Мужчин Господь благословляет на убийство целых народов, какими бы нечистыми те ни были, но смерть есть смерть. Так неужто охотник был свят, что его не за что было наказать? Маргарета усмехнулась и покачала головой. Господь – тут она подняла глаза к вечернему, тёплому от закатных лучей небу – добрый и холодный Господь и ей простит, как прощает он мужчинам бесчинства их и злобу.
В палаты свои унылые она возвращаться не желала и все бродила, бродила довольная и беспокойная в увядающем на первых заморозках розовом саду. Кусала губы, то и дело поглядывала на руки свои со следами его крови. Подносила их к губам, нюхала… такой знакомый и такой другой запах волновал, и словно томные, густые, влажные сумерки окутывали её. Она не замечала холода, она не слышала лёгкого хруста инея под шёлковыми сапожками. В её мирке царило нежное лето. Ей открылся сад невиданной, обольстительной красоты, сокрытый только для неё в королевстве Жестокость.
В постель она легла без обычного бокала вина. Теперь ей вино нельзя. Невозможно знать так скоро, но, как и в тот первый раз, Маргарета уже знала, что всёе удалось. Она потрогала пока ещё плоский живот. У неё будет сын! У неё и охотника. Но он унесёт своё отцовство в могилу. Маргарета об этом позаботится! Только поиграет с ним чуток… Ещё совсем капельку… и найдёт способ извести его в преисподнюю.
* * *
Ночью Маргарету будто что-то в бок толкнуло – о господи, князь! Князь, который уже три дня к ней не заходит и к себе не вызывает! А если он так и будет тянуть, отвергая Маргарету как жену, то как ребёнка объяснишь? Фу, проклятие, как-то надо подобраться к нему… Княгиню аж передёрнуло – снова эта мерзкая возня. А самое сложное, как, ну вот как ей напомнить о его обязанностях мужа и господина?
Решение пришло само. За обедом Маргарета выждала приличное время и пошла в атаку:
– Господин мой, народ ваш страдает без наследника, как и бедная жена ваша, покинутая вами! – сухо и скорбно проговорила она и подняла глаза от блюда с речным окунем.

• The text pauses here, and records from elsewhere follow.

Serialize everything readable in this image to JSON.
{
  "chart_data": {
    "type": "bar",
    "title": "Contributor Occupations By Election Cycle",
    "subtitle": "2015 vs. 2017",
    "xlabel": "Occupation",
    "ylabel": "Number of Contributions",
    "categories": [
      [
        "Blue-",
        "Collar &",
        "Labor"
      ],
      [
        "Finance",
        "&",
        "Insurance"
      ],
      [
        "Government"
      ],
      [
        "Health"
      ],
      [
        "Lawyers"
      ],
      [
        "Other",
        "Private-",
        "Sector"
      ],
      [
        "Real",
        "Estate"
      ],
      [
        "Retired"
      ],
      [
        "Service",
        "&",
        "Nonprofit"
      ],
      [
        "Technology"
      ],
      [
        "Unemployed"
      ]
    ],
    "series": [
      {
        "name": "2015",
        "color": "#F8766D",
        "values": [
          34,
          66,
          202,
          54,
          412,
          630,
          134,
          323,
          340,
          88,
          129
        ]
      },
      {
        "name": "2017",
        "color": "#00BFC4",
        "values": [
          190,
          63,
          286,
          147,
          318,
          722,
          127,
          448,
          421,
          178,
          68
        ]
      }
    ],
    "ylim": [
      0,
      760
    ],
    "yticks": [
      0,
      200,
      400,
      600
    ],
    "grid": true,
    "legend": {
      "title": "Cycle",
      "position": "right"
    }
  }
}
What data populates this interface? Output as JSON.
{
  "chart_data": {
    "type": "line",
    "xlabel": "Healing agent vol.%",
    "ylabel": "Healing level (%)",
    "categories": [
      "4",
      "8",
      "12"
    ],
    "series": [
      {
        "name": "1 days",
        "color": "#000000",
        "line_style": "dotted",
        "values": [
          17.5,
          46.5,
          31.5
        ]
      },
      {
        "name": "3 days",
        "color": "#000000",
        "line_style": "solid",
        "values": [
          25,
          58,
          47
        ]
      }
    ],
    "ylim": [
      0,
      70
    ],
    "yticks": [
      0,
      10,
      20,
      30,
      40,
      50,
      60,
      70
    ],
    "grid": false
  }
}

Князь сидел мрачен и согбен, словно ему было не сорок три года, а все семьдесят.
– Господин мой, – продолжила было Маргарета, но князь поднял руку. Маргарета моментально замолчала, повинуясь, но глаз не опустила. Её супруг помолчал, взял бокал, покрутил его. Маргарета ждала.
– Сегодня, княгиня, – наконец устало проговорил он.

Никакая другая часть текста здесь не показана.